Lake · Swimming · Views
Great vistas and swimming.
Most hikers will access the Rattlesnake Mountain
directly from Route 113. Alternatively, beginning at the mountains' south side via Pinehurst Road offers quicker access to the summits and the Five Finger Point Loop. Park as far down Pinehurst Road as posted signage will permit - a gravel lot on the right maintained by Rockywold Deephaven Camps is very close to the trailhead, which will be just ahead on the left.
When beginning from the Pinehurst Road trailhead, the Five Finger Point Trail is accessed by a brief stint on the Col Trail
that leads to a pair of junctions due south of Rattlesnake
Col. Follow signage carefully; the two junctions appear as one on many maps but are reached consecutively. Bearing right at each leads the hiker due east, parallel to Pinehurst Road, where houses can be spotted at several points off to the right.

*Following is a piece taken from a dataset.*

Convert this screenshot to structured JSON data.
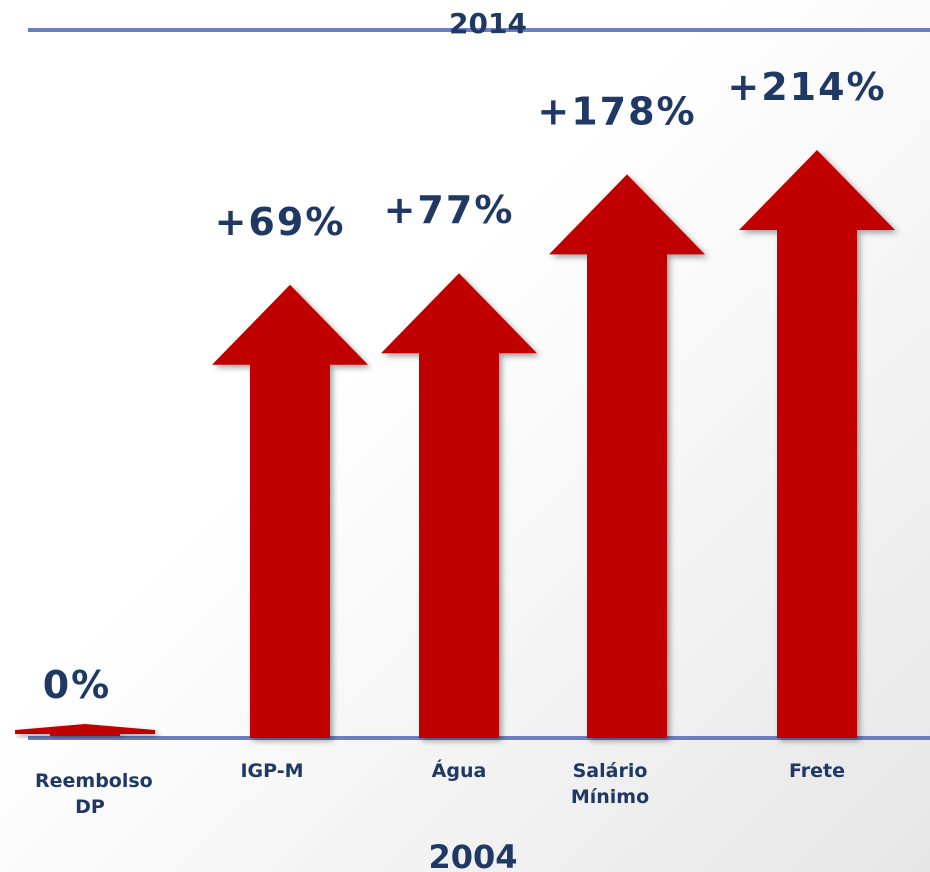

After making a very gradual descent towards Squam Lake, the trail forks left and right at the neck of the Five Finger Point peninsula to form its loop.
Circling the loop clockwise (bearing left at the peninsula's neck) leads rather quickly to the route's main swimming attraction: the Rattlesnake
Cove Jumping Rock, which is reached by a very short unmarked spur trail leading to the shoreline. Here, at Rattlesnake
Cove's southern inlet, a large rock formation slopes gradually down toward the water's edge before dropping off into a beginner-friendly "cliff jump" only about seven feet high. The landing is wide, easy to spot, and 25-30 feet deep. Water access without a jump is found at the shallower areas to the left of the ledge. On mid-summer weekends, the spot draws crowds of swimmers and onlookers who have reached the cove by motorboat.
Continuing clockwise around the loop, hikers pass two somewhat sandy coves opening to the south and southwest before reaching the peninsula's westernmost "finger." Here, another tiny spur leads out to a remarkable vista at the water's edge, where gradually sloping rocks sprawl out into the lake, offering great swimming for younger children and anyone else who passed on the plunge at the Jumping Rock. It's also a perfect spot for lunch and afternoon sunning. The remaining section of the loop goes quickly, though progress may be slowed during the right time of year by plentiful blueberry bushes along the peninsula's western edge.